A culture of accuracy — Your staff should understand why it’s important to collect data accurately. If you are using data from a web form, you may want to randomize it or use an auto-fill to ensure customers are not just selecting the first option from a dropdown menu.
Find the hidden value in customer feedback
Since only 4% of unsatisfied customers complain, a lack of customer feedback doesn’t necessarily mean your customers are completely satisfied with your business.
To find the hidden value of a complaint, you’ll want to start by collecting all of the relevant information, such as:
- Details of incident
- Customer service agent involved
Next, you’ll want to visualize your data to reveal insights such as trends and patterns.
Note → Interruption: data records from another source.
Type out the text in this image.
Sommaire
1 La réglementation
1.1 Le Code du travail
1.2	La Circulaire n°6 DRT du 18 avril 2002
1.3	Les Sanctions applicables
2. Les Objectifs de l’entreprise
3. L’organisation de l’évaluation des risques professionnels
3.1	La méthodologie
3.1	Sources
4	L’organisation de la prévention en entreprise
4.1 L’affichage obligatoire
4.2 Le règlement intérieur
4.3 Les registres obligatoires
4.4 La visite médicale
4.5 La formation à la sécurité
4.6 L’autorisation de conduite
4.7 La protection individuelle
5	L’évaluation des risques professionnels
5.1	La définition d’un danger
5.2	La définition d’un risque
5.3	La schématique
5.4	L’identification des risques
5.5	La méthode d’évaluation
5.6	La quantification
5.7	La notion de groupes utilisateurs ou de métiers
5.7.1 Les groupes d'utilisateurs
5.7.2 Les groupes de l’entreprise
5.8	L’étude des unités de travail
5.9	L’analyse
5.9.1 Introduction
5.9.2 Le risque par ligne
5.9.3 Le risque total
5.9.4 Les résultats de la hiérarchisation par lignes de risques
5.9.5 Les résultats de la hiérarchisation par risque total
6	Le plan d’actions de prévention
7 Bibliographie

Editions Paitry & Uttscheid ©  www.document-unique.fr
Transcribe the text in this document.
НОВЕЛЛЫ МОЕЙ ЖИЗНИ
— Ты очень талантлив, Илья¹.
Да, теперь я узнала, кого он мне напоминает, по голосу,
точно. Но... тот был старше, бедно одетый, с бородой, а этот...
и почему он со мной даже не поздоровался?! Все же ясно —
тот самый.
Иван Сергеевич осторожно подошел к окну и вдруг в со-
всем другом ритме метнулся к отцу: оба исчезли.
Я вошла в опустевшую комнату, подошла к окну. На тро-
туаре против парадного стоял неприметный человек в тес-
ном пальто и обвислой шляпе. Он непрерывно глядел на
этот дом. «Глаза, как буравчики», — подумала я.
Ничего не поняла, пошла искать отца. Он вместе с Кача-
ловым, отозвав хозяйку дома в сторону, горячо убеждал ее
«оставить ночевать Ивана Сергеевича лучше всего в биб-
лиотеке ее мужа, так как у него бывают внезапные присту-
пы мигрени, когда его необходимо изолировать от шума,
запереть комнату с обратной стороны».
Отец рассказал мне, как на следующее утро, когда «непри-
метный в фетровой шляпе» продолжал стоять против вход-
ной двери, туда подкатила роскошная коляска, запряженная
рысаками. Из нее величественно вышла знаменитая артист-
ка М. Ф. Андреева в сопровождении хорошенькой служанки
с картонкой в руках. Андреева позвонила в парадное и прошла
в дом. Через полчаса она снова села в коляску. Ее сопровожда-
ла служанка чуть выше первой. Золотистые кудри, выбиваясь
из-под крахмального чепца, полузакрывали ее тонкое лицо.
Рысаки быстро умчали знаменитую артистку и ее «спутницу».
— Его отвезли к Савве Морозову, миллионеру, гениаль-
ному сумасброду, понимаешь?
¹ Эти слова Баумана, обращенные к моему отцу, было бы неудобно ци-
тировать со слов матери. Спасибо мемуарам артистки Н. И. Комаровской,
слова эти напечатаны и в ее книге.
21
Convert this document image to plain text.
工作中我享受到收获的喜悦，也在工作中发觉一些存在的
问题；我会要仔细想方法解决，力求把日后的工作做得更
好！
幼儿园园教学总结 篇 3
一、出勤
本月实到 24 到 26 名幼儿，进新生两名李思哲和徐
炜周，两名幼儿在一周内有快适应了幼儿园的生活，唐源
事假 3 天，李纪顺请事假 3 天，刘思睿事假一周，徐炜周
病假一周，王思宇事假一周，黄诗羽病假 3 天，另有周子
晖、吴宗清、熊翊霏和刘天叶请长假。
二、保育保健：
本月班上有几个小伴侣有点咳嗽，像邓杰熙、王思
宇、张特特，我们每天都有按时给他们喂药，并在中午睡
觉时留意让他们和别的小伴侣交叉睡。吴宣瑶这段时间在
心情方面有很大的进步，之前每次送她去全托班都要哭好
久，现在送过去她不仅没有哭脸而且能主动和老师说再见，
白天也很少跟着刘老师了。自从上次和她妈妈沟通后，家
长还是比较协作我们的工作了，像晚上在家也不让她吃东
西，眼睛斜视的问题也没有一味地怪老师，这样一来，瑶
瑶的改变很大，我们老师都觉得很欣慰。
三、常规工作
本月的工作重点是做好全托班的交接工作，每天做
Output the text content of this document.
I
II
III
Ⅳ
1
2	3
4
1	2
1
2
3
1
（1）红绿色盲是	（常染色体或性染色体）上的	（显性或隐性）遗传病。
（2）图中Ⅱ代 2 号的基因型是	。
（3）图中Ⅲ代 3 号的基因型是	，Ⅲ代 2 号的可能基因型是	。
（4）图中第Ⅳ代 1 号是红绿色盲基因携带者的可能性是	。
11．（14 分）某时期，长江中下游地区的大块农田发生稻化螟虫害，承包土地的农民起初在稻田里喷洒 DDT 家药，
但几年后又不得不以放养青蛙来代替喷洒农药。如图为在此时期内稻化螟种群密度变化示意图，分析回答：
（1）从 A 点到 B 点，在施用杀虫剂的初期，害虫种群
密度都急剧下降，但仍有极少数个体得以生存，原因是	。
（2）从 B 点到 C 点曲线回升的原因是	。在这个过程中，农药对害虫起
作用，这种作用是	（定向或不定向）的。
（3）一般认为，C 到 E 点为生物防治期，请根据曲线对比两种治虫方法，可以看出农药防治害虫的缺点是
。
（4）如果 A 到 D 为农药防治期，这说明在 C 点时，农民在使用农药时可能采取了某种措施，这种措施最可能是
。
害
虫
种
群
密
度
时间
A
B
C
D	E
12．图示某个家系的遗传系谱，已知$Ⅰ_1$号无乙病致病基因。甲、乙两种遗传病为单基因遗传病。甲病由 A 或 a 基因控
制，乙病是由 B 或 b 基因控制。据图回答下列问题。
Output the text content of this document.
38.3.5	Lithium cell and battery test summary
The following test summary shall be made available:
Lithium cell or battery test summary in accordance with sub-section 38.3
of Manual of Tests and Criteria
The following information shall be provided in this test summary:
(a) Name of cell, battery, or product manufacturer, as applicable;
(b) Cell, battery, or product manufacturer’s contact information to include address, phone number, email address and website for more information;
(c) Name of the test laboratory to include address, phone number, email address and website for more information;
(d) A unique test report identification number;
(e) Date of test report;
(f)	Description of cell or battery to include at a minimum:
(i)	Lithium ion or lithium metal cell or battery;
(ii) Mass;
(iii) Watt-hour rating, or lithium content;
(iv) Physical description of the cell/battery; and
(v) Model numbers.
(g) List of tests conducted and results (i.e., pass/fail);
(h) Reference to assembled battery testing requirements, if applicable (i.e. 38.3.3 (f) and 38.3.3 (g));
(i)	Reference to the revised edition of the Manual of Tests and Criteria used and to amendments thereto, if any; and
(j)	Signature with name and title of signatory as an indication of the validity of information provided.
You may want to consider visualizing:
Volume and nature of customer feedback — Once all the customer complaints are tallied and categorized, you will be able to identify which areas of your business are causing the most pain for your customers. This enables you to focus on putting out the largest fires first.
Customer attrition — Are your subscription rates dropping month over month? Identify the leading indicators of churn and address those complaints first.
Support call volume — If your product or service is overly complicated, the design is not intuitive, or it doesn’t work as it should, then you may be losing customers.
Warranty claims — This could be an indicator of poor quality or manufacturing standards. Having a large percentage of warranty claims could lead to reputational damage.
Number of complaints over time — You’ll want to keep track of customer complaints trends. Are there more complaints over time, or less? An increase in customer complaints could mean more customers will become dissatisfied and stop using your product or service.
There are two other metrics that are important for addressing customer concerns and pain points within your company. However, they are after the fact so resolving the issue may be too late to win back these customers.
Number of cancellations — If a large percentage of customers cancel due to high prices, poor customer service, competitor offer, etc., then it will alert you to what some consumers value most.
Product returns — Tracking volume of product returns is less important than the reason why and the product SKU. Perhaps there’s a quality issue with a particular product, poor fit, dissatisfaction with the utility, or the product failed to meet customer expectations based on advertising.